Gorman also expressed support for the new policy.
"It's not...necessary, but that doesn't [mean] you shouldn't be doing it... I do honestly think it's a nice benefit to being a tour guide because, you know, you have tours at 9:30 in the morning...it's a job, just like working at the information desk."
An expanded applicant pool is sure to be an ancillary effect of this new opportunity for paid compensation.
"We're anticipating the most...applications we've ever gotten because you're now getting both the volunteers and the random kids who just want to try to get paid" said Gorman. He expressed confidence in the selection process and the ability to weed out any applicants who are incapable or "just doing it for the money."
"And even if you're someone who's just doing it for the money, I believe that you'll get into it and really start to love it," he added.
Meiklejohn emphasized that the policy change was not enacted as an attempt to attract a larger applicant pool.
"We're not doing it because we've been unhappy with the applicant pool or anything like that...[but] my guess is that there might be some people who will join the pool now that it is paid," he said.
Meiklejohn explained that the Office of Admissions is "finalizing" its decision on how much the tour guides will be paid and would not disclose a specific amount.
"Tour guides have an incredibly important impact on how people see Bowdoin...[they] should be paid at a rate that acknowledges that impact," Meiklejohn said.
According to Gorman, the guides will be paid "per tour" as opposed to receiving a semesterly stipend.

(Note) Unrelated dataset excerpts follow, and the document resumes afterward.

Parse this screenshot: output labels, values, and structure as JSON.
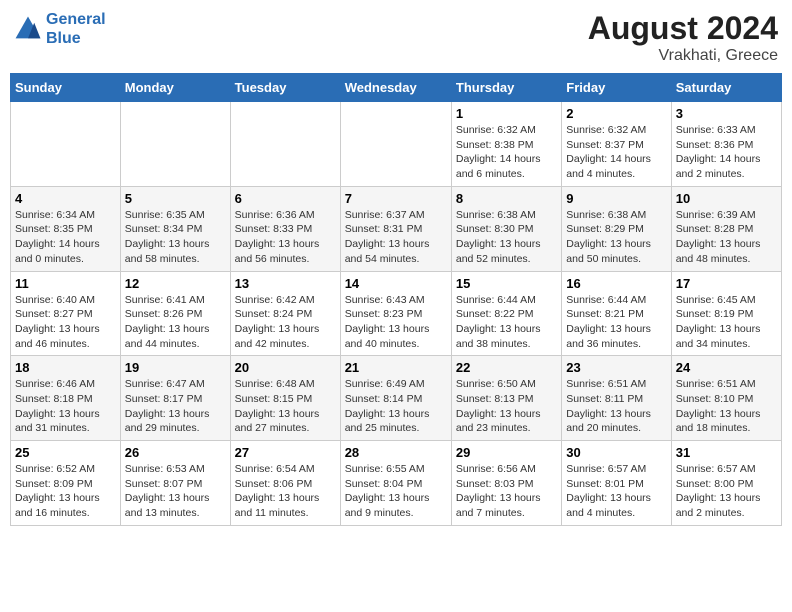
{
  "header": {
    "logo_line1": "General",
    "logo_line2": "Blue",
    "month_year": "August 2024",
    "location": "Vrakhati, Greece"
  },
  "days_of_week": [
    "Sunday",
    "Monday",
    "Tuesday",
    "Wednesday",
    "Thursday",
    "Friday",
    "Saturday"
  ],
  "weeks": [
    [
      {
        "day": "",
        "info": ""
      },
      {
        "day": "",
        "info": ""
      },
      {
        "day": "",
        "info": ""
      },
      {
        "day": "",
        "info": ""
      },
      {
        "day": "1",
        "info": "Sunrise: 6:32 AM\nSunset: 8:38 PM\nDaylight: 14 hours and 6 minutes."
      },
      {
        "day": "2",
        "info": "Sunrise: 6:32 AM\nSunset: 8:37 PM\nDaylight: 14 hours and 4 minutes."
      },
      {
        "day": "3",
        "info": "Sunrise: 6:33 AM\nSunset: 8:36 PM\nDaylight: 14 hours and 2 minutes."
      }
    ],
    [
      {
        "day": "4",
        "info": "Sunrise: 6:34 AM\nSunset: 8:35 PM\nDaylight: 14 hours and 0 minutes."
      },
      {
        "day": "5",
        "info": "Sunrise: 6:35 AM\nSunset: 8:34 PM\nDaylight: 13 hours and 58 minutes."
      },
      {
        "day": "6",
        "info": "Sunrise: 6:36 AM\nSunset: 8:33 PM\nDaylight: 13 hours and 56 minutes."
      },
      {
        "day": "7",
        "info": "Sunrise: 6:37 AM\nSunset: 8:31 PM\nDaylight: 13 hours and 54 minutes."
      },
      {
        "day": "8",
        "info": "Sunrise: 6:38 AM\nSunset: 8:30 PM\nDaylight: 13 hours and 52 minutes."
      },
      {
        "day": "9",
        "info": "Sunrise: 6:38 AM\nSunset: 8:29 PM\nDaylight: 13 hours and 50 minutes."
      },
      {
        "day": "10",
        "info": "Sunrise: 6:39 AM\nSunset: 8:28 PM\nDaylight: 13 hours and 48 minutes."
      }
    ],
    [
      {
        "day": "11",
        "info": "Sunrise: 6:40 AM\nSunset: 8:27 PM\nDaylight: 13 hours and 46 minutes."
      },
      {
        "day": "12",
        "info": "Sunrise: 6:41 AM\nSunset: 8:26 PM\nDaylight: 13 hours and 44 minutes."
      },
      {
        "day": "13",
        "info": "Sunrise: 6:42 AM\nSunset: 8:24 PM\nDaylight: 13 hours and 42 minutes."
      },
      {
        "day": "14",
        "info": "Sunrise: 6:43 AM\nSunset: 8:23 PM\nDaylight: 13 hours and 40 minutes."
      },
      {
        "day": "15",
        "info": "Sunrise: 6:44 AM\nSunset: 8:22 PM\nDaylight: 13 hours and 38 minutes."
      },
      {
        "day": "16",
        "info": "Sunrise: 6:44 AM\nSunset: 8:21 PM\nDaylight: 13 hours and 36 minutes."
      },
      {
        "day": "17",
        "info": "Sunrise: 6:45 AM\nSunset: 8:19 PM\nDaylight: 13 hours and 34 minutes."
      }
    ],
    [
      {
        "day": "18",
        "info": "Sunrise: 6:46 AM\nSunset: 8:18 PM\nDaylight: 13 hours and 31 minutes."
      },
      {
        "day": "19",
        "info": "Sunrise: 6:47 AM\nSunset: 8:17 PM\nDaylight: 13 hours and 29 minutes."
      },
      {
        "day": "20",
        "info": "Sunrise: 6:48 AM\nSunset: 8:15 PM\nDaylight: 13 hours and 27 minutes."
      },
      {
        "day": "21",
        "info": "Sunrise: 6:49 AM\nSunset: 8:14 PM\nDaylight: 13 hours and 25 minutes."
      },
      {
        "day": "22",
        "info": "Sunrise: 6:50 AM\nSunset: 8:13 PM\nDaylight: 13 hours and 23 minutes."
      },
      {
        "day": "23",
        "info": "Sunrise: 6:51 AM\nSunset: 8:11 PM\nDaylight: 13 hours and 20 minutes."
      },
      {
        "day": "24",
        "info": "Sunrise: 6:51 AM\nSunset: 8:10 PM\nDaylight: 13 hours and 18 minutes."
      }
    ],
    [
      {
        "day": "25",
        "info": "Sunrise: 6:52 AM\nSunset: 8:09 PM\nDaylight: 13 hours and 16 minutes."
      },
      {
        "day": "26",
        "info": "Sunrise: 6:53 AM\nSunset: 8:07 PM\nDaylight: 13 hours and 13 minutes."
      },
      {
        "day": "27",
        "info": "Sunrise: 6:54 AM\nSunset: 8:06 PM\nDaylight: 13 hours and 11 minutes."
      },
      {
        "day": "28",
        "info": "Sunrise: 6:55 AM\nSunset: 8:04 PM\nDaylight: 13 hours and 9 minutes."
      },
      {
        "day": "29",
        "info": "Sunrise: 6:56 AM\nSunset: 8:03 PM\nDaylight: 13 hours and 7 minutes."
      },
      {
        "day": "30",
        "info": "Sunrise: 6:57 AM\nSunset: 8:01 PM\nDaylight: 13 hours and 4 minutes."
      },
      {
        "day": "31",
        "info": "Sunrise: 6:57 AM\nSunset: 8:00 PM\nDaylight: 13 hours and 2 minutes."
      }
    ]
  ]
}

Each tour is "about an hour," and tour guides give, on average, one tour a week.
"It'll be like a normal job where you put your hours into TimePro," said Gorman.
Meiklejohn noted that everybody in the Office of Admissions is "on board" with his decision to make the policy immediately permanent.
"We're not thinking about it as an experiment," he said.
The change is perhaps a sign that Bowdoin is beginning to loosen some of the spending cuts put into place during the difficult economic climate of the last few years.
"It'll mean an adjustment in our budget...but we've already worked that out," said Meiklejohn.
Meiklejohn made the decision "sometime in the fall" after looking at Bowdoin's policies on the issue and "testing around to see what everybody else does." Meiklejohn said that "most of our competitors pay their tour guides all the time."
Colby, for instance, began paying its tour guides this year. Middlebury, however, does not pay its guides during the school year.
Meiklejohn said that peer schools' policies served more as "interesting information" than as an impetus for the change.
Meiklejohn and his staff decided to hold off enforcement of the policy change until next fall, "just to be fair to everyone and to be able to communicate the change."
After doing some quick math in his head, Gorman—who will graduate in May—calculated the dozens of hours he has spent giving tours over the past three years without compensation.
"I mean, I'm not bitter," he said with a laugh.